Based on the time period the author chose to set the scenario in, it was a time of chaos. The author chose to set the scenario in the late 60s, more specifically 1968. The year 1968 was one of the worst years in United States history for multiple reasons such as the assassination of Martin Luther King, Jr. and the Tet Offensive. In the scenario, the main character would have been sent to fight in the Vietnam War. While fighting in the war, the main character would have had a chance to discovery for they were, because the realization that life at home was not as bad as living in fear and in war. At some point the main character would experience the rebirth. From then on, the main character would be on a journey home.

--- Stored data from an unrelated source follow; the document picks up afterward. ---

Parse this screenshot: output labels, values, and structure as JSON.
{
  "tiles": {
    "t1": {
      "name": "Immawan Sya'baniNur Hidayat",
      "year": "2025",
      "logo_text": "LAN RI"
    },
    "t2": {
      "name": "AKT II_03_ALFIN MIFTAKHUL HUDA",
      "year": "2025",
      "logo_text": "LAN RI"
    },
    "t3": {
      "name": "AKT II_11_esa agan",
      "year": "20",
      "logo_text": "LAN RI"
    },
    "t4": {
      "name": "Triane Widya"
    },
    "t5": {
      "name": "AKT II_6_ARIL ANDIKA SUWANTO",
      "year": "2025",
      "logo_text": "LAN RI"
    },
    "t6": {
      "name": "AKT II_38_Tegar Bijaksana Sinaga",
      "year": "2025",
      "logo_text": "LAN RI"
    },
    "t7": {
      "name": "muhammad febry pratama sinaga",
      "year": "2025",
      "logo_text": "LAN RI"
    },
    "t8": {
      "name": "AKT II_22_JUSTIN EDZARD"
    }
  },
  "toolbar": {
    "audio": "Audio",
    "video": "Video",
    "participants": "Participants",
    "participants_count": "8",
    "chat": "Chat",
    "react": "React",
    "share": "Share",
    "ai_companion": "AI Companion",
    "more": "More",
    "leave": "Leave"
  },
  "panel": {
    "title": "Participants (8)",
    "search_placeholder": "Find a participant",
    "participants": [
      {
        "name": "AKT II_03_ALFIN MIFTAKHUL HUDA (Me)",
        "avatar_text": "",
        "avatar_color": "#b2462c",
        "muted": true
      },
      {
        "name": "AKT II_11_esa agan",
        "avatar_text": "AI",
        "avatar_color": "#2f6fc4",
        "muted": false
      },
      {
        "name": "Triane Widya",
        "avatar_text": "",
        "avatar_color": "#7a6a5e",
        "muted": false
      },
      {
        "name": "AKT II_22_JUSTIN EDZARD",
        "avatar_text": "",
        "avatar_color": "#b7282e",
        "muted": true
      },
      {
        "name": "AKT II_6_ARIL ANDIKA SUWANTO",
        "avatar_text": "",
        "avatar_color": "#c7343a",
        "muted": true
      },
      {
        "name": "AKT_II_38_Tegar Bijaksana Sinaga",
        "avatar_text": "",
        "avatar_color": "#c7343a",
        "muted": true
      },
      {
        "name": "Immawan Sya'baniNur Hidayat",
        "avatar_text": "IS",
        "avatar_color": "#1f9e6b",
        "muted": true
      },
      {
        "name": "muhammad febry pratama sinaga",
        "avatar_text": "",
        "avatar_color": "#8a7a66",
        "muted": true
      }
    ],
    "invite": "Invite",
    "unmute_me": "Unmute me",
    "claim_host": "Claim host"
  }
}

Not only is the hero's journey and a quest clearly shown in the author's example, but also in various movies. Movies such as The Dark Knight, Thor, and even The Lion King all showcase a quest and a heroic journey. For example in the Lion King, Simba witnesses his father's murder but is tricked by his uncle, Scar, therefore causing him to believe his father's death was his fault. Simba then runs away, but years later learns that his home has been ruin by Scars reign. This leads to Simba's gain in self-knowledge, which results in his ability to save his people and homeland.